ROUSH CleanTech's propane autogas-fueled vehicles have the same horsepower, torque and towing capacity as their gasoline-powered equivalents. The shift to a dedicated liquid propane fuel system does not affect vehicle functionality. Ford's factory warranty remains intact on the ROUSH CleanTech vehicles. Propane emits fewer greenhouse gases and nitrogen oxides than gasoline, diesel, heavy fuel oil or E85 ethanol per unit of energy.
In 2011, ROUSH CleanTech began production on propane autogas-fueled vehicles for Frito-Lay. In 2012, the company started to manufacture propane fuel systems for Blue Bird Type C and Micro Bird Type A school buses. In 2017, ROUSH CleanTech developed the first propane autogas engine available in class 4 – 7 vehicles certified to the California Air Resources Board’s optional low nitrogen oxide level of.05 g/bhp-hr.

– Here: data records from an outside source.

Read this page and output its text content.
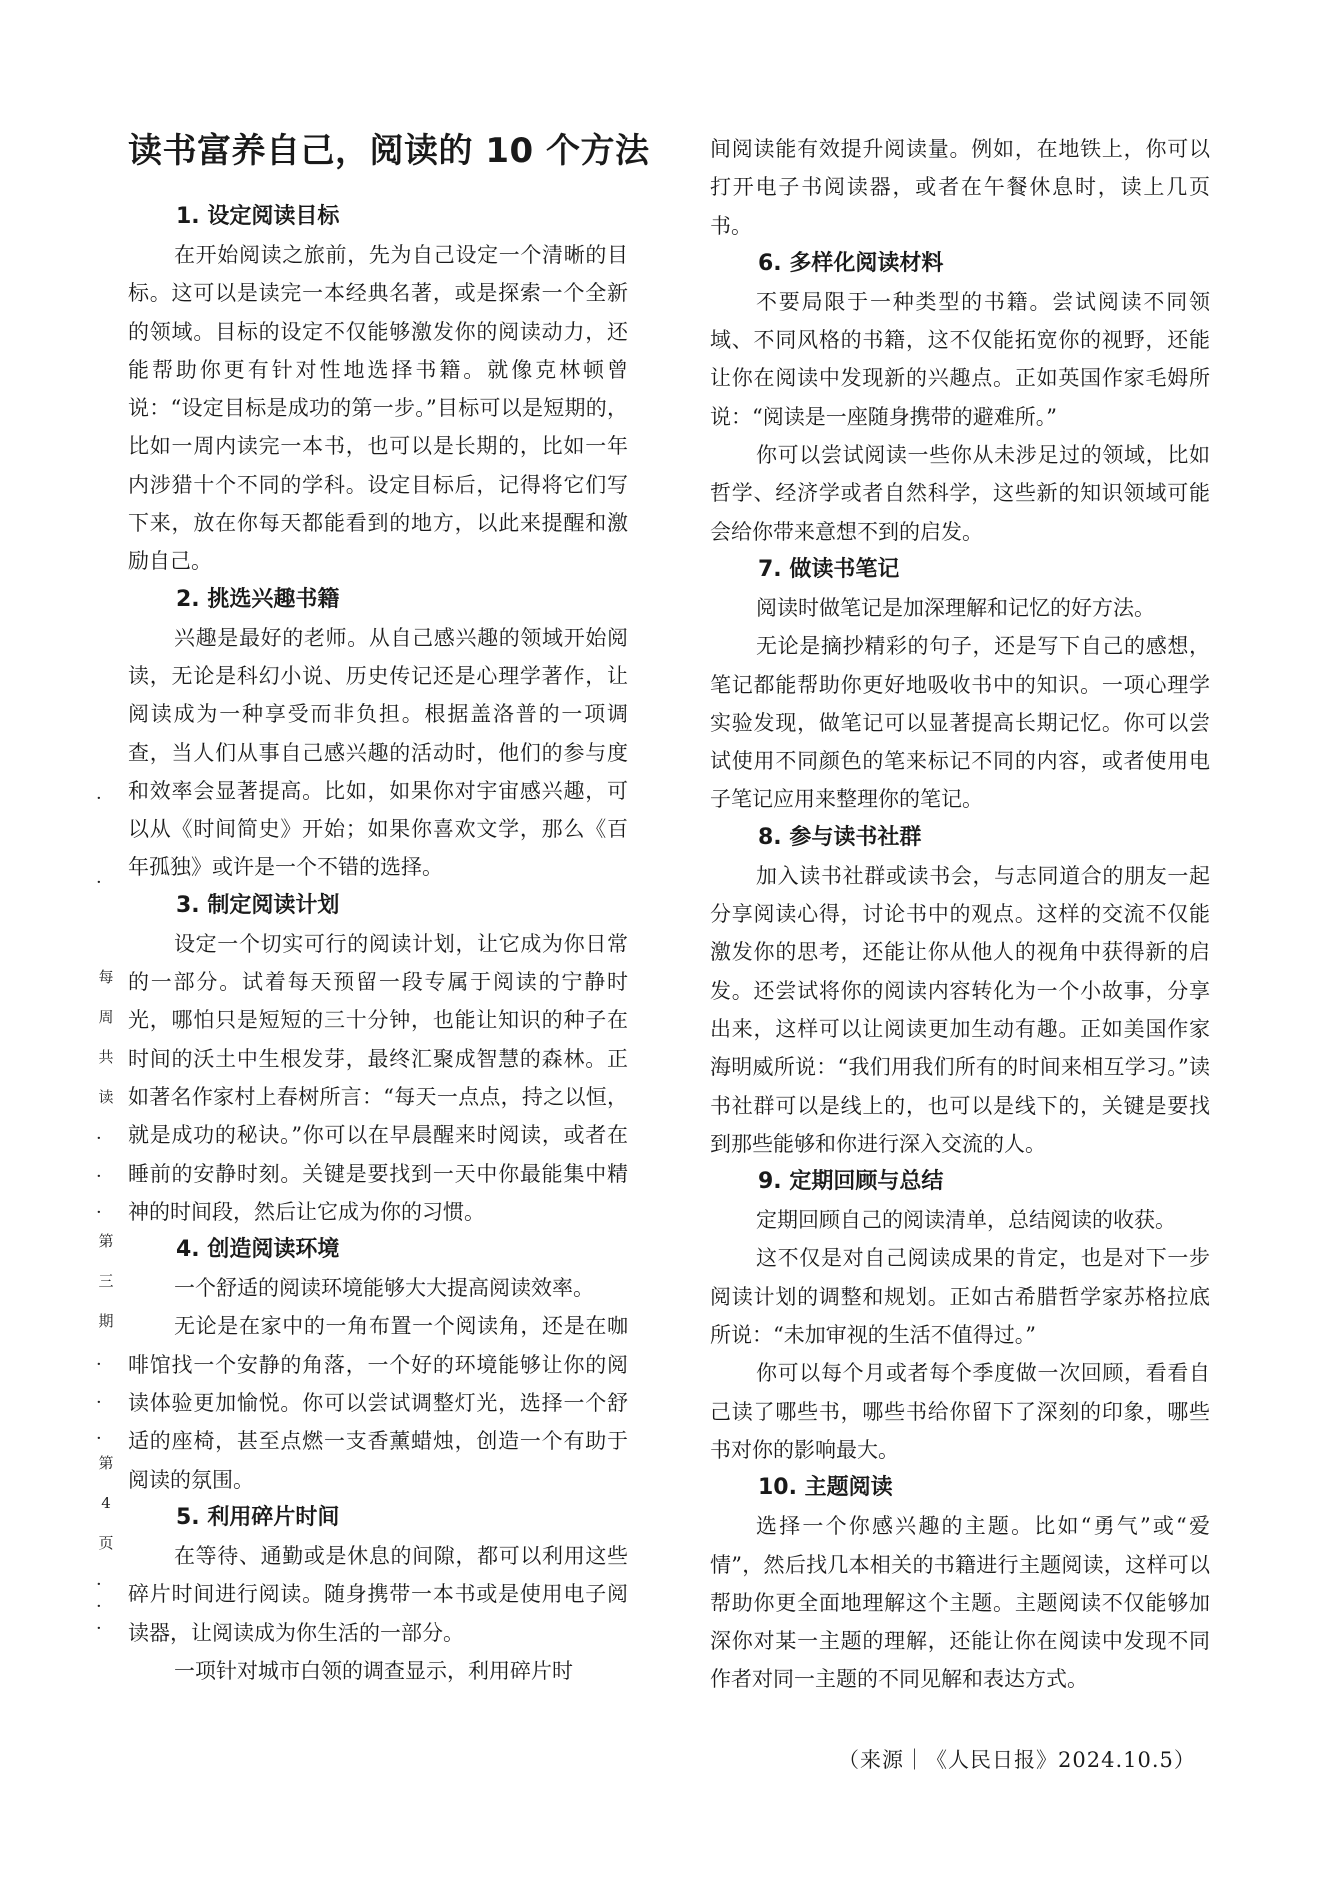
读书富养自己，阅读的 10 个方法
1. 设定阅读目标

在开始阅读之旅前，先为自己设定一个清晰的目标。这可以是读完一本经典名著，或是探索一个全新的领域。目标的设定不仅能够激发你的阅读动力，还能帮助你更有针对性地选择书籍。就像克林顿曾说：“设定目标是成功的第一步。”目标可以是短期的，比如一周内读完一本书，也可以是长期的，比如一年内涉猎十个不同的学科。设定目标后，记得将它们写下来，放在你每天都能看到的地方，以此来提醒和激励自己。

2. 挑选兴趣书籍

兴趣是最好的老师。从自己感兴趣的领域开始阅读，无论是科幻小说、历史传记还是心理学著作，让阅读成为一种享受而非负担。根据盖洛普的一项调查，当人们从事自己感兴趣的活动时，他们的参与度和效率会显著提高。比如，如果你对宇宙感兴趣，可以从《时间简史》开始；如果你喜欢文学，那么《百年孤独》或许是一个不错的选择。

3. 制定阅读计划

设定一个切实可行的阅读计划，让它成为你日常的一部分。试着每天预留一段专属于阅读的宁静时光，哪怕只是短短的三十分钟，也能让知识的种子在时间的沃土中生根发芽，最终汇聚成智慧的森林。正如著名作家村上春树所言：“每天一点点，持之以恒，就是成功的秘诀。”你可以在早晨醒来时阅读，或者在睡前的安静时刻。关键是要找到一天中你最能集中精神的时间段，然后让它成为你的习惯。

4. 创造阅读环境

一个舒适的阅读环境能够大大提高阅读效率。

无论是在家中的一角布置一个阅读角，还是在咖啡馆找一个安静的角落，一个好的环境能够让你的阅读体验更加愉悦。你可以尝试调整灯光，选择一个舒适的座椅，甚至点燃一支香薰蜡烛，创造一个有助于阅读的氛围。

5. 利用碎片时间

在等待、通勤或是休息的间隙，都可以利用这些碎片时间进行阅读。随身携带一本书或是使用电子阅读器，让阅读成为你生活的一部分。

一项针对城市白领的调查显示，利用碎片时

间阅读能有效提升阅读量。例如，在地铁上，你可以打开电子书阅读器，或者在午餐休息时，读上几页书。

6. 多样化阅读材料

不要局限于一种类型的书籍。尝试阅读不同领域、不同风格的书籍，这不仅能拓宽你的视野，还能让你在阅读中发现新的兴趣点。正如英国作家毛姆所说：“阅读是一座随身携带的避难所。”

你可以尝试阅读一些你从未涉足过的领域，比如哲学、经济学或者自然科学，这些新的知识领域可能会给你带来意想不到的启发。

7. 做读书笔记

阅读时做笔记是加深理解和记忆的好方法。

无论是摘抄精彩的句子，还是写下自己的感想，笔记都能帮助你更好地吸收书中的知识。一项心理学实验发现，做笔记可以显著提高长期记忆。你可以尝试使用不同颜色的笔来标记不同的内容，或者使用电子笔记应用来整理你的笔记。

8. 参与读书社群

加入读书社群或读书会，与志同道合的朋友一起分享阅读心得，讨论书中的观点。这样的交流不仅能激发你的思考，还能让你从他人的视角中获得新的启发。还尝试将你的阅读内容转化为一个小故事，分享出来，这样可以让阅读更加生动有趣。正如美国作家海明威所说：“我们用我们所有的时间来相互学习。”读书社群可以是线上的，也可以是线下的，关键是要找到那些能够和你进行深入交流的人。

9. 定期回顾与总结

定期回顾自己的阅读清单，总结阅读的收获。

这不仅是对自己阅读成果的肯定，也是对下一步阅读计划的调整和规划。正如古希腊哲学家苏格拉底所说：“未加审视的生活不值得过。”

你可以每个月或者每个季度做一次回顾，看看自己读了哪些书，哪些书给你留下了深刻的印象，哪些书对你的影响最大。

10. 主题阅读

选择一个你感兴趣的主题。比如“勇气”或“爱情”，然后找几本相关的书籍进行主题阅读，这样可以帮助你更全面地理解这个主题。主题阅读不仅能够加深你对某一主题的理解，还能让你在阅读中发现不同作者对同一主题的不同见解和表达方式。

（来源｜《人民日报》2024.10.5）
·
·
每
周
共
读
·
·
·
第
三
期
·
·
·
第
4
页
·
·
·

Across the nation, companies such as Bimbo Bakeries, DISH, SuperShuttle and ThyssenKrupp Elevator; hundreds of school districts, including Broward County and Los Angeles Unified School District; and transit agencies such as SMART in Michigan, West Palm Beach Transit and Flint Mass Transit, have experienced reduced fuel and operating costs while lowering their carbon footprint with propane autogas vehicles.
As of 2017, ROUSH CleanTech has deployed almost 15,000 Ford trucks and vans and Blue Bird school buses fueled by propane autogas to fleets throughout the United States. More than 90 percent of all propane school buses currently operating in the U.S. are equipped with a ROUSH CleanTech fuel system. School districts choose propane over diesel to accommodate tighter budgets and help improve air quality.
ROUSH CleanTech developed the industry's first propane autogas engine with nitrogen oxide emissions of 0.05 grams per brake horsepower-hour—below the current U.S. EPA limit of 0.2 g/bhp-hr.
ROUSH CleanTech's president Joe Thompson blogs about alternative fuels at Fleet Owner's IdeaXchange and Green Fleet's Fuel for Thought.

Plane crashes

On April 19, 2002, Roush almost lost his life when his private plane, an Aircam, went down in a lake in Troy, Alabama. Roush was underwater and unconscious, suffering from a concussion, when Larry Hicks, a retired Marine in a nearby boat, rescued Roush from under water, pulled him to safety, and administered CPR. Shortly afterwards, Roush was flown to UAB Hospital in Birmingham, Alabama, where he was treated for a head injury, broken ribs, and a shattered left leg. Hicks was injured as a result of the rescue, suffering cramps in both his arms and first degree chemical burns on his body from the fuel.
On July 27, 2010, Roush crashed his Hawker Beechcraft Premier 390 jet during an approach to the Experimental Aircraft Association AirVenture Fly-In in Oshkosh, Wisconsin, in the late afternoon. He walked out of the plane and was taken to a nearby hospital. His condition was listed at serious but stable that evening. On August 3, Roush was upgraded to fair condition. On August 13, Roush made his first at track appearance since the incident at the Michigan International Speedway. During that time he confirmed that he fractured his back, broke his jaw, and lost vision in his left eye as a result. The National Transportation Safety Board attributed the cause of the crash to pilot error, specifically, "pilot's decision not to advance the engines to takeoff power during the go-around, as stipulated by the airplane flight manual, which resulted in an aerodynamic stall at a low altitude."